The biggest problem with glass is that it transfers the heat too quickly.  Pour the coffee into the glass cup, put my coat on, the travel cup is already too hot to hold comfortably.  By the time I can hold it again, the contents are cold!  There is no inbetween period where I can nurse my brew, cradle it in my hands....

Thankfully there is another plastic free alternative.  One that...

a) is from natural materials
b)  is from local materials (just about anywhere in the world)
c) is traditional
d) is renewable (and to a small degree recyclable)
e) is at it's best when created by artisans!
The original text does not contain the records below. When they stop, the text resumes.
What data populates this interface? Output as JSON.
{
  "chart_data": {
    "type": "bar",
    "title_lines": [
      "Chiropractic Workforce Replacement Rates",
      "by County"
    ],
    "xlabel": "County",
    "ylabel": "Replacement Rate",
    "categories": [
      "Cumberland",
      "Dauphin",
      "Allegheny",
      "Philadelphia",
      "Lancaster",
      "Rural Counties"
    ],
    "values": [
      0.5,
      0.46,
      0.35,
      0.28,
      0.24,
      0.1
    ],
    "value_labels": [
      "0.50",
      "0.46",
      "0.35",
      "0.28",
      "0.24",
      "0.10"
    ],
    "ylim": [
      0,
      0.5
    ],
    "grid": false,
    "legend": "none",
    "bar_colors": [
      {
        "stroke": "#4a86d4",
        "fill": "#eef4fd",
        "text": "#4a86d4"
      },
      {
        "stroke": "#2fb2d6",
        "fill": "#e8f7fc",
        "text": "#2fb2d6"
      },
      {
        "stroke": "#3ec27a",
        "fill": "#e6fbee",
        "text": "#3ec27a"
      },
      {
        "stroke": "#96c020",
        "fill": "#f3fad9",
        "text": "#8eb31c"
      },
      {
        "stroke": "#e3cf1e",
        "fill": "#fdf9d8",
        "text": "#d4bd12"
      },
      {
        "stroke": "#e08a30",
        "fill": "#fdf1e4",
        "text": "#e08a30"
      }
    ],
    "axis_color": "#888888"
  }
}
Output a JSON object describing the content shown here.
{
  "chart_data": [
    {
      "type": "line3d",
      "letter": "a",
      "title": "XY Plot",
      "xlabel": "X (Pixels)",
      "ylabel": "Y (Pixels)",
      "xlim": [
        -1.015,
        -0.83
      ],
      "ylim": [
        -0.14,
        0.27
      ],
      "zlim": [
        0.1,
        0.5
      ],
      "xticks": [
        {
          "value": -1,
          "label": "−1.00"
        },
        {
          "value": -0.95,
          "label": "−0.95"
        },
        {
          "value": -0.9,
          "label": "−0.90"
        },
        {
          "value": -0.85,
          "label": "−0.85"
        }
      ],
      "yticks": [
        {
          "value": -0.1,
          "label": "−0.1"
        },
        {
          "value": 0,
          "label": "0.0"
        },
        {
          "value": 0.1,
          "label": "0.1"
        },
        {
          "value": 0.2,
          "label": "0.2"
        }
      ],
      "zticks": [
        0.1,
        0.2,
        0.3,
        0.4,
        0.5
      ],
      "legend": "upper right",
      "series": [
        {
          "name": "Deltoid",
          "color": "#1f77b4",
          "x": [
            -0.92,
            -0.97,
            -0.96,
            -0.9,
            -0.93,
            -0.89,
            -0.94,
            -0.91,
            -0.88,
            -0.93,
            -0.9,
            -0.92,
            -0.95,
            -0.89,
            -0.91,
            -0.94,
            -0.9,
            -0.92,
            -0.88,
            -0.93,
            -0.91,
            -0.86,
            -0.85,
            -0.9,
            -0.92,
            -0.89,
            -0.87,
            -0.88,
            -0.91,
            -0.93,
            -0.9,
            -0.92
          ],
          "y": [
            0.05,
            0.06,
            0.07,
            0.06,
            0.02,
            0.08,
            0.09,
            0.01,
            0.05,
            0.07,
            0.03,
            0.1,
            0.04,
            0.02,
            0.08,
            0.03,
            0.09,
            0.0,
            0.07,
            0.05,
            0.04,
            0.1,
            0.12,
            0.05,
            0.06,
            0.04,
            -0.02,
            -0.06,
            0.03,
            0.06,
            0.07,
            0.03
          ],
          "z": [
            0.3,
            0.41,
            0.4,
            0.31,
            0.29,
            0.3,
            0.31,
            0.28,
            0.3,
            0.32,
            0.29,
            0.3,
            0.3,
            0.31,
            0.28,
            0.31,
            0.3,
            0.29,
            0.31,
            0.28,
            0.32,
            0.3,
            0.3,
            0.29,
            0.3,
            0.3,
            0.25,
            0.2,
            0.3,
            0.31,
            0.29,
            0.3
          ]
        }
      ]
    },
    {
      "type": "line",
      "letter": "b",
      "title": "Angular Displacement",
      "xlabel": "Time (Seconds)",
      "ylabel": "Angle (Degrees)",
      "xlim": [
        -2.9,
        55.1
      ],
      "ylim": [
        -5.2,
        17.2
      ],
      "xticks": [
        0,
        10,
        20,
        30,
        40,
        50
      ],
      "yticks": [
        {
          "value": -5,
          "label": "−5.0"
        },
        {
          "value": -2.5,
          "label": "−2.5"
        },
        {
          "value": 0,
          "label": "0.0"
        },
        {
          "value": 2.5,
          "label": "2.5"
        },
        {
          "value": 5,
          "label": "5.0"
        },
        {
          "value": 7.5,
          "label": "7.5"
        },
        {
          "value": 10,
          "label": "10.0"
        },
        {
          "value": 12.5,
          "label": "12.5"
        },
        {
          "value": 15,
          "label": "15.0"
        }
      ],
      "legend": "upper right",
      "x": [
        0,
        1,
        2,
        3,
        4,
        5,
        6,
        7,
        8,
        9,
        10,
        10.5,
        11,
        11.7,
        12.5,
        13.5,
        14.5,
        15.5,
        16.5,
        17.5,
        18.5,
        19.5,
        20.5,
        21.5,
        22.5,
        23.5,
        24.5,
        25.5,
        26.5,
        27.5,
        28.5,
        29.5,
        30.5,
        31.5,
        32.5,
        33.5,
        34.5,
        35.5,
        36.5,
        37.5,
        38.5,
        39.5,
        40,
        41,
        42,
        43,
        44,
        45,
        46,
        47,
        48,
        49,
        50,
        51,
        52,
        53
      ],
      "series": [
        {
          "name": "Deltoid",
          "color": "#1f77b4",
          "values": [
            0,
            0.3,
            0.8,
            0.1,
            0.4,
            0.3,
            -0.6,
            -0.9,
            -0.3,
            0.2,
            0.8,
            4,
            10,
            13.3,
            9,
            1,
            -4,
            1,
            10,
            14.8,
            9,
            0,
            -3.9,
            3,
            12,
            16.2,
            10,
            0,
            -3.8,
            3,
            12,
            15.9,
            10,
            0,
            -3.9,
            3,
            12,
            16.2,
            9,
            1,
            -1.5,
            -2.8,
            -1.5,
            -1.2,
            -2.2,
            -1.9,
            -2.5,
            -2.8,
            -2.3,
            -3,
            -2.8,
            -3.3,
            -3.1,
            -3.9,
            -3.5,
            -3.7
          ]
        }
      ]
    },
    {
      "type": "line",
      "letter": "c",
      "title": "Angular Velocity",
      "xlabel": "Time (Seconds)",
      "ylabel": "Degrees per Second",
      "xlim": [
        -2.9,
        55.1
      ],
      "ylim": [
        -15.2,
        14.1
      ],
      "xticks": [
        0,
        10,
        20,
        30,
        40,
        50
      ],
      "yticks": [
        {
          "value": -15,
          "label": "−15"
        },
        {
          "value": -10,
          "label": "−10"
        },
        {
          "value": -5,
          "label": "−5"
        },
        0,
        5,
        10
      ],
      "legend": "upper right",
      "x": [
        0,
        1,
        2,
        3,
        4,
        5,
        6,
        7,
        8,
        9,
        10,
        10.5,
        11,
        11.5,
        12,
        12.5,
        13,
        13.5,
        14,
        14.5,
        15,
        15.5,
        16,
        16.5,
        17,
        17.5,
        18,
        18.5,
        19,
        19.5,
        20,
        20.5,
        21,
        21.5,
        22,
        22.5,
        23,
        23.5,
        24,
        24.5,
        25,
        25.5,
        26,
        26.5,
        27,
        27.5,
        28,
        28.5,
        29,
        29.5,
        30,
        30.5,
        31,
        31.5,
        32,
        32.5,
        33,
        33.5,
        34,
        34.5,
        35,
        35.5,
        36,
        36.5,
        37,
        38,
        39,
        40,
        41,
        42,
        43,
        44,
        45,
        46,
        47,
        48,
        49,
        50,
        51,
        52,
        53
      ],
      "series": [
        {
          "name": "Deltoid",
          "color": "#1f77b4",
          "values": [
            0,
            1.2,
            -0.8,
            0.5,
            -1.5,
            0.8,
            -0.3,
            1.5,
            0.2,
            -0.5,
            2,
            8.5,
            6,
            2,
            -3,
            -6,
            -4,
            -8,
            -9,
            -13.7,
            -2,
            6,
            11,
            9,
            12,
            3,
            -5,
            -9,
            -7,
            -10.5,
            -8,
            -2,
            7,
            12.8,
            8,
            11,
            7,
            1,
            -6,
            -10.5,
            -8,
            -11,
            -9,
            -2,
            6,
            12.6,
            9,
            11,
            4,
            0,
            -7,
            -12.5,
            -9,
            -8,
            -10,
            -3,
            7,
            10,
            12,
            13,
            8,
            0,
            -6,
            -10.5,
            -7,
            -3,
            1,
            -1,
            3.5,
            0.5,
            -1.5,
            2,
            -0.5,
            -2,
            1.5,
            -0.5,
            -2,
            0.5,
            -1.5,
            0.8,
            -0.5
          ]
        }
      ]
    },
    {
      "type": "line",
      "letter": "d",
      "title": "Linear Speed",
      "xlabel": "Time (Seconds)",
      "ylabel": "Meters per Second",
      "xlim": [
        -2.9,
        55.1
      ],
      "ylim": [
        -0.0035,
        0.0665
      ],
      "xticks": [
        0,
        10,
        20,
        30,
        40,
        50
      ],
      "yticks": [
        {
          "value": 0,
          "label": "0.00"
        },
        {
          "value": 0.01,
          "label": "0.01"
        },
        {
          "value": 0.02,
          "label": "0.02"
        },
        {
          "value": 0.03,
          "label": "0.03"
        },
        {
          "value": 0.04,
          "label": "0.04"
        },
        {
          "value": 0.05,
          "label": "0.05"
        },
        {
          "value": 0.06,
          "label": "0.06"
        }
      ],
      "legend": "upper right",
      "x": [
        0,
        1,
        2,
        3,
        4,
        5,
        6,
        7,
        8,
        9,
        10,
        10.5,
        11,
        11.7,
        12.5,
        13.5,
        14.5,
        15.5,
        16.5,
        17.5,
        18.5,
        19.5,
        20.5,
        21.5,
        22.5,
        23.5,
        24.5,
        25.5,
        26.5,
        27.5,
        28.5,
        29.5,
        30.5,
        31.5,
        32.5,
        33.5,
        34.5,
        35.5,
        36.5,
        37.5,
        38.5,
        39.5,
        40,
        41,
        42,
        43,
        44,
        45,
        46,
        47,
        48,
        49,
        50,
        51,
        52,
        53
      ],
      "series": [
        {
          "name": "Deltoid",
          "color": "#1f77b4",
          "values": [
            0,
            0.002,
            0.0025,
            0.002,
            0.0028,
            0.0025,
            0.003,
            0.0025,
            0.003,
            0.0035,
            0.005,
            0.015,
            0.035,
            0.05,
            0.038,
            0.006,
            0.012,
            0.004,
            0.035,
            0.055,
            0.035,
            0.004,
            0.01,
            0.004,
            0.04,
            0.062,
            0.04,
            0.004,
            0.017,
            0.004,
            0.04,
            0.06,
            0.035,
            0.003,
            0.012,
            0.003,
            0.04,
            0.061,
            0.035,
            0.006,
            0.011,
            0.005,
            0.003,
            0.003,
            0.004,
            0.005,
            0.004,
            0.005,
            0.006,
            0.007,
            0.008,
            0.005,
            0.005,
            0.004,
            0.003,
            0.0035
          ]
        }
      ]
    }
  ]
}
This plastic free material is called clay!  I'm talking pottery.

Right now I am in love with pottery beyond all shadow of a doubt.  If pottery was a bloke, and had enough money to scrounge together a small gold ring and some land, I would jump the broom with it (that's old fashioned talk for marry it).  As it is, a lifelong common law partnership with pottery is not unlikely.

Pottery, ceramics, clay, earthenware, what have you.  It's all just heated mud and mud can be found almost anywhere.  Pottery has this extreme comforting quality that glass and metal can't imagine.  And that's what I love most about it.

A potter chooses which mud to use, shapes it to their will or whim, drys it, bakes it, lavishes lovely colours upon it, bakes it again... amazing!

Sure, pottery also has the potential to break when wielded by angry children, but it doesn't shatter into dangerous shards like glass can.  When the pottery finally looses it's battle with gravity, it has nearly a hundred uses on the farm for growing food.  It can sometimes be recycled into some other kinds of future clay.  It's amazing.

Like glass and metal, cooking with pottery is easy when you know how.  It's actually quite nurturing and is my go to pot for comfort food.

When it comes to travel mugs, I think this it makes the most beautiful alternative.

This mug is created by Ann Coleman at Yunomi Studio, an artizan with great skill and infinite patients for the clay curious individuals who flock to her studio (aka, she doesn't get annoyed when I constantly pester her with questions).

The coffee is poured into the centre hole which is then plugged with a plastic-free stopper (a cork).  You then drink the coffee through the vampire-bite holes on either side.  It comes out just the right speed, thanks to the holes on the opposite side stops a vacuum from forming inside the mug which prevents the coffee from coming out at a consistent rate (like my stainless steel mugs).  Cleaning is a bit tricky, but a quick rinse after each use keeps it happy.  A bottle brush can be employed for more stubborn mess.

I tried to get Ann to write a few words about what inspired her to create such gorgeous functionality, but all she said was "I don't like drinking from plastic".

The beauty of this mug goes far beyond it's function and elegant appearance.  It's in the texture, the balance and heft of it when filled with liquid, What's more, it keeps the coffee warm for just the right amount of  time, the heat slowly oozing out into the clay and to the hands that embrace it.

Clay makes the perfect Transition material because it is everywhere.  In an over simplified point of view, all you need is mud, fire and the will to transform the world.